Showing posts with label Project Tracking. Show all posts
Showing posts with label Project Tracking. Show all posts

Tuesday, July 21, 2009

PM Practice: Using Milestones

While hiking on a trail outside a Swedish town where I used to live, we passed a milestone on the side of the path. This piece of stone was about a foot wide, 6 inches thick, 4 feet high and many hundreds of years old. There were a couple of features about it that caught my attention.

It was easy to spot from a distance, but it didn’t take up much space. The face of it was inscribed with one number indicating where we were on the path and a 2nd number informing travelers how far it was to the next major town. As we walked along the path, we were either moving towards it or, having passed it, moving away from it. The time that we spent ‘at’ the milestone was maybe a second. The parallels to project milestones make it clear why these ‘moments on the path’ share the same moniker:
  • Milestones provide a clear measure of progress and are uniformly visible to all stakeholders. When you pass the ‘Design Complete’ milestone, pencils go down and girders go up. If you’ve still got a pencil in your hand, you haven’t passed the milestone yet.

  • Milestones have no effort associated with them. Tasks do. ‘Design Complete’ is a milestone. ‘Complete Design’ is a task.

  • Milestones have no duration. They’re just markers on a path. If you stop to marvel at your accomplishments upon reaching a milestone, fine - many people do. But that’s a task (‘Admire Progress’) that has nothing to do with the milestone.

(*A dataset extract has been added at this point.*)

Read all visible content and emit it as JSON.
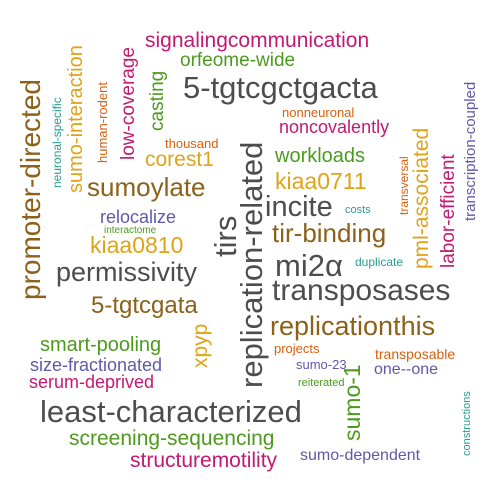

  • Milestones are either 0% or 100% complete. There is no ‘50% complete’ for milestones. Once you complete all the tasks needed to reach the milestone, the milestone is passed. Until then, keep working.

  • Different milestones may hold the interest of different stakeholders. ‘Key’ milestones are of interest to everyone and often associated with either a major deliverable (‘Test Case Creation Complete’) or a change of the project phase (‘Testing Complete’).

  • Milestones are placed with reasonable regularity. I aim for some kind of milestone about every 4 to 6 weeks. Agile Project Management leans heavily on this idea because sponsors need only commit to the process incrementally.

  • Key Milestones are on the critical path. As a communication tool for progress, they work better when they don’t wobble around due to float.

Some milestones existing today have been in place for centuries, yet still convey accurate information (Stockholm hasn’t moved). They tend to be stable. Project milestones are similar.

Monday, June 29, 2009

PM Practice: The Right Way to Track Actuals

Most project managers I know track actuals at a task (e.g., 25% complete) or duration (e.g., 4 days spent, 3 days left) level. Effort (or work) is generally left to be managed by their scheduling tool. The method you choose for tracking actuals affects the ability of your schedule to predict final time, cost, or scope. The problems come when PMs use task-level tracking (low predictive power) in order to manage a project where high predictive power is required (i.e., project milestones are 'set in stone').

Effort is the real currency of most all projects. It measures, in hours, the heads-down work performed by individual members of the project team. It is a key determinant for the duration and cost of most tasks. Project managers that track actuals at an effort level are able to sort out what is causing delays or cost overruns because their project data is more granular. When I track actuals in my projects, I can make smaller, more targeted, corrections in concert with my project team. My projects still slip (after all, we only manage risk, we don't control it), but they do so less often, and usually less dramatically (and therefore more correctable).
Tracking actuals at the effort level is just as easy as other methods. I follow these steps:

  1. Each week, my team reports ATD (actuals-to-date), in work hours, for any task that was ongoing at some point during the week. I build my schedules such that each team member will typically work on 1 to 3 tasks per week.
  2. For each of these tasks, my team also provides and ETC (estimate-to-complete). Obviously tasks that they completed will have an ETC of 0 hours. Steps 1 and 2 take each team member about 5 minutes a week.
  3. I set up a tracking view in my scheduling tool (whatever my client needs me to use) that allows me to apply ATD and ETC to individual tasks every week. There are tons of tools that will automate this process, but even if I do it manually, we are talking 10-15 minutes every Monday morning for a team of 30 people.
  4. I save my project plan, updated with last week's actuals, and begin my weekly upkeep (a tidy schedule is a defensible schedule I always say!).

I have taught several hundred project managers the nuts and bolts of this process over the years and those still in the job today couldn't imagine not tracking their actuals another way. Anyone can learn how to do this and the impact on project manager performance is a blast to watch. New project managers gain confidence because they develop a better understanding of their projects. Experienced, capable PMs get a real boost from this method because it helps them validate their intuition about adjustments they may need to make.

Agile adjustment: This practice works with Agile, though you may choose to shorten the interval from a weekly timesheet to a daily verbal report of ATD and ETC. Properly measured, tracking effort can help Agile teams compensate for deficiencies in the organizational implementation of the development method ... but that discussion is for another time.